After living with Parkinson’s for 30 years, the actor still counts himself a lucky man. He reflects on what his diagnosis has taught him about hope, acting, family and medical breakthroughs

The last time I spoke to Michael J Fox, in 2013, in his office in New York, he was 90% optimistic and 10% pragmatic. The former I expected; the latter was a shock. Ever since 1998, when Fox went public with his diagnosis of early-onset Parkinson’s disease, he has made optimism his defining public characteristic, because of, rather than despite, his illness. He called his 2002 memoir Lucky Man, and he told interviewers that Parkinson’s is a gift, “albeit one that keeps on taking”.

During our interview, surrounded by the memorabilia (guitars, Golden Globes) he has accrued over the course of his career, he talked about how it had all been for the best.
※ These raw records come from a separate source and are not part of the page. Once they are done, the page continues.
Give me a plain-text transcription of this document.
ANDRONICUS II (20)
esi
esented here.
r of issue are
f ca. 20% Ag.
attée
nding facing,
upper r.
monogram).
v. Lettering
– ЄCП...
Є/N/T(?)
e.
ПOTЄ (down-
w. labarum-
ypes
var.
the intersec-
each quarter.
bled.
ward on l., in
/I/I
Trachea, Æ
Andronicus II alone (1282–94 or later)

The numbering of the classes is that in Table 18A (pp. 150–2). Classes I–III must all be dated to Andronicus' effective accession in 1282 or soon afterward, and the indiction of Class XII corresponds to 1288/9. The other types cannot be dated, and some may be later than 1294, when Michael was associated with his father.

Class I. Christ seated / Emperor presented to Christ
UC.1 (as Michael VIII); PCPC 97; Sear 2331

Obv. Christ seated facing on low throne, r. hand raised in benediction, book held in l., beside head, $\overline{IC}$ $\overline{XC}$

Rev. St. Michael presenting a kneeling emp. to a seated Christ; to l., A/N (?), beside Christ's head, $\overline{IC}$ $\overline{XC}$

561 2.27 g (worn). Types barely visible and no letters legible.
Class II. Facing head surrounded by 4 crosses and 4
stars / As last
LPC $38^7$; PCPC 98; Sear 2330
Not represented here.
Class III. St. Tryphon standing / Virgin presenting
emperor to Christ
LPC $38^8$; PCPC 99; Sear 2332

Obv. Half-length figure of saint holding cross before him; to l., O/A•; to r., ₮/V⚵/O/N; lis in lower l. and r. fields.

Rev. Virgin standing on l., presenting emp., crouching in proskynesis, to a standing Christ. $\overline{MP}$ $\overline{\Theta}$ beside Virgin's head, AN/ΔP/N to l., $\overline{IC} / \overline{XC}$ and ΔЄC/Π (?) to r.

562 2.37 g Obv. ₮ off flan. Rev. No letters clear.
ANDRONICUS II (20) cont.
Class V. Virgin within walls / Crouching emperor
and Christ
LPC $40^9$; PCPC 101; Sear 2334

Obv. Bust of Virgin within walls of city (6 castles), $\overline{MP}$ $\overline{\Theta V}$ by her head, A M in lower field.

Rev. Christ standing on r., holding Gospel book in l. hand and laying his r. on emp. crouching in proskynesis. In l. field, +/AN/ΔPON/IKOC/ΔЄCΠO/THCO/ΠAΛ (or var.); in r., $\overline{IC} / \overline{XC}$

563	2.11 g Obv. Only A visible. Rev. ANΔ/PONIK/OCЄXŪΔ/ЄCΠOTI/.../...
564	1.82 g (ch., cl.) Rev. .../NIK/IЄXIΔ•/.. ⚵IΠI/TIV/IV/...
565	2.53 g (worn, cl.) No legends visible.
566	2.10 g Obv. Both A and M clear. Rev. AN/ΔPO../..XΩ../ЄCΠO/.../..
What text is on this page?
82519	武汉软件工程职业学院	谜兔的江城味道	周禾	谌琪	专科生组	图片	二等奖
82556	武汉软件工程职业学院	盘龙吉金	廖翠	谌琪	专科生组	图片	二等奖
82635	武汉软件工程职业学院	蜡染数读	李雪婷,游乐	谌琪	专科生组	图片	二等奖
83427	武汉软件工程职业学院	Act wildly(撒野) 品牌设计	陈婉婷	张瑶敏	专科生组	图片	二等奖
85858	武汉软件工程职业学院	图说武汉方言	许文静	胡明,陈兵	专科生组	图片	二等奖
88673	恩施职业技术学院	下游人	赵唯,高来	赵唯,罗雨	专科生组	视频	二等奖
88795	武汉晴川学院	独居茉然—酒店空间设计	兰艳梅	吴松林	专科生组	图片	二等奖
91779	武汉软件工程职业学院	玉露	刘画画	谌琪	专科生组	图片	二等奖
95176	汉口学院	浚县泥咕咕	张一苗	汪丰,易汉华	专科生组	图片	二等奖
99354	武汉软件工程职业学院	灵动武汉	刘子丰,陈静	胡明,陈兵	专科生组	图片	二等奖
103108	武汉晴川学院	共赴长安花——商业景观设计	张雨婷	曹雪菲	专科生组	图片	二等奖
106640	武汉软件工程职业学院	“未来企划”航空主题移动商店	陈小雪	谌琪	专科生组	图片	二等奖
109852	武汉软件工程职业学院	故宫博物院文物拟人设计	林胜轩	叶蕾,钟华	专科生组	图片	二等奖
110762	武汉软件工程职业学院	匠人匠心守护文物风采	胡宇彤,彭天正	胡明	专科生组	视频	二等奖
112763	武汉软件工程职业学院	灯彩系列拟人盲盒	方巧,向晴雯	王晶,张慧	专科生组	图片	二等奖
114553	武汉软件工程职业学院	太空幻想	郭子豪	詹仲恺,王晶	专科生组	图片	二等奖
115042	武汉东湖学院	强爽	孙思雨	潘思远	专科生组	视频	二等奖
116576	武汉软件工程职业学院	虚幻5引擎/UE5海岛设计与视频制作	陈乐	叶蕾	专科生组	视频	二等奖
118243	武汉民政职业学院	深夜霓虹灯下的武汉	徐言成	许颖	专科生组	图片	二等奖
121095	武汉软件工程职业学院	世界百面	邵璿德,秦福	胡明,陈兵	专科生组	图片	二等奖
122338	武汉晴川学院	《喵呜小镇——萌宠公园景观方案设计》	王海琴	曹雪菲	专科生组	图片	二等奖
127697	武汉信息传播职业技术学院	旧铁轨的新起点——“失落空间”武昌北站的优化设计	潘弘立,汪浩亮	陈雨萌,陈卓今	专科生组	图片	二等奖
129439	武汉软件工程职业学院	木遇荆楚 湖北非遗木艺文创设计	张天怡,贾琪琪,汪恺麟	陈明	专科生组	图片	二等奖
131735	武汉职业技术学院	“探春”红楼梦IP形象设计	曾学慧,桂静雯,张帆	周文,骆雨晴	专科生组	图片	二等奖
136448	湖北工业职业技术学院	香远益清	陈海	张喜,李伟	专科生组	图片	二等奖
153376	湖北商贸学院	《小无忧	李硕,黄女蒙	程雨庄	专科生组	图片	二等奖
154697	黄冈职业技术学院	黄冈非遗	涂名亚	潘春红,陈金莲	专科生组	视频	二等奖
Parkinson’s, he said, had made him quit drinking, which in turn had probably saved his marriage. Being diagnosed at the heartbreakingly young age of 29 had also knocked the ego out of his career ambitions, so he could do smaller things he was proud of – Stuart Little, the TV sitcom Spin City – as opposed to the big 90s comedies, such as Doc Hollywood, that were too often a waste of his talents. To be honest, I didn’t entirely buy his tidy silver linings, but who was I to cast doubt on whatever perspective Fox had developed to make a monstrously unjust situation more bearable? So the sudden dose of pragmatism astonished me. Finding a cure for Parkinson’s, he said, “is not something that I view will happen in my lifetime”. Previously, he had talked about finding “a cure within a decade”. No more. “That’s just the way it goes,” he said quietly. It was like a dark cloud had partly obscured the sun.